L'article L. 134-4 du code de commerce dispose que les contrats intervenus entre les agents commerciaux et leurs mandants sont conclus dans l'intérêt commun des parties, que les rapports entre l'agent commercial et le mandant sont régis par une obligation de loyauté et un devoir réciproque d'information, que l'agent commercial doit exécuter son mandat en bon professionnel et que le mandant doit mettre l'agent commercial en mesure d'exécuter son mandat.

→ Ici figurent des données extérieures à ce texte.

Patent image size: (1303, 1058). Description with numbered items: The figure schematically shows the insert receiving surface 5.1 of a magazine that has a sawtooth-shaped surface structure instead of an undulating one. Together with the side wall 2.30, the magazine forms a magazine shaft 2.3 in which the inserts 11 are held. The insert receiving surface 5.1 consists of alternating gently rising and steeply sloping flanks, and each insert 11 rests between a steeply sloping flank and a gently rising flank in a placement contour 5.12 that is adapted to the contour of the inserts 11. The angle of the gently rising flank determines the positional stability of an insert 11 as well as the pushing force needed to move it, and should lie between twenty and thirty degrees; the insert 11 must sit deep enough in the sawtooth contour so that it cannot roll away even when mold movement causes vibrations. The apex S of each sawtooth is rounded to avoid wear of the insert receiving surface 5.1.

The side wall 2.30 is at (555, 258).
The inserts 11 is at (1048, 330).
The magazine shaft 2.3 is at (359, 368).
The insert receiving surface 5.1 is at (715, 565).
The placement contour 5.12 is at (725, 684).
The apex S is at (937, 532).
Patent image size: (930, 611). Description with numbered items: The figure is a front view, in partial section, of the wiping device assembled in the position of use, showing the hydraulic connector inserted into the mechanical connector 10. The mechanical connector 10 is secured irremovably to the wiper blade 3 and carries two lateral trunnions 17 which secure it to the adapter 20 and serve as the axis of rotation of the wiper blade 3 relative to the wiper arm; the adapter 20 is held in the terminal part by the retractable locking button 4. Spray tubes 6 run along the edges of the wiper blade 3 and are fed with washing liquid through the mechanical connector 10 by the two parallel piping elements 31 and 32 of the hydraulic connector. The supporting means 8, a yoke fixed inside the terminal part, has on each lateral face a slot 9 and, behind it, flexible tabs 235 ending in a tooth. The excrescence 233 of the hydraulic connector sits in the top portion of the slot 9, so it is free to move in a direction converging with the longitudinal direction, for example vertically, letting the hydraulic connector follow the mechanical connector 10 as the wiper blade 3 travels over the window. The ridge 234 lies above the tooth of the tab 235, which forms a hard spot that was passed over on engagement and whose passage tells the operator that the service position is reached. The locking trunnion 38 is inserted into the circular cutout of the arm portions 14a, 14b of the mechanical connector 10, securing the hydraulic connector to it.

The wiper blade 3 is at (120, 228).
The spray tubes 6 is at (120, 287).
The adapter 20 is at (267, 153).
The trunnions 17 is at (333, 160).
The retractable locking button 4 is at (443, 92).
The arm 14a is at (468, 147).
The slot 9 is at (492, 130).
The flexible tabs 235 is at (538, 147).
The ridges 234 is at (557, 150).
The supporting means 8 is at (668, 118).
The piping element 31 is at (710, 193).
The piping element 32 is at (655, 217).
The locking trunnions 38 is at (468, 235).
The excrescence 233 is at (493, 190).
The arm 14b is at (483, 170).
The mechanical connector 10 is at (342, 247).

L'article L. 134-12 du même code, dont les dispositions sont d'ordre public, indique qu'en cas de cessation de ses relations avec le mandant, l'agent commercial a droit à une indemnité compensatrice en réparation du préjudice subi, qu'il perd toutefois le droit à réparation s'il n'a pas notifié au mandant, dans un délai d'un an à compter de la cessation du contrat, qu'il entend faire valoir ses droits et que ses ayants droit bénéficient également du droit à réparation lorsque la cessation du contrat est due au décès de l'agent.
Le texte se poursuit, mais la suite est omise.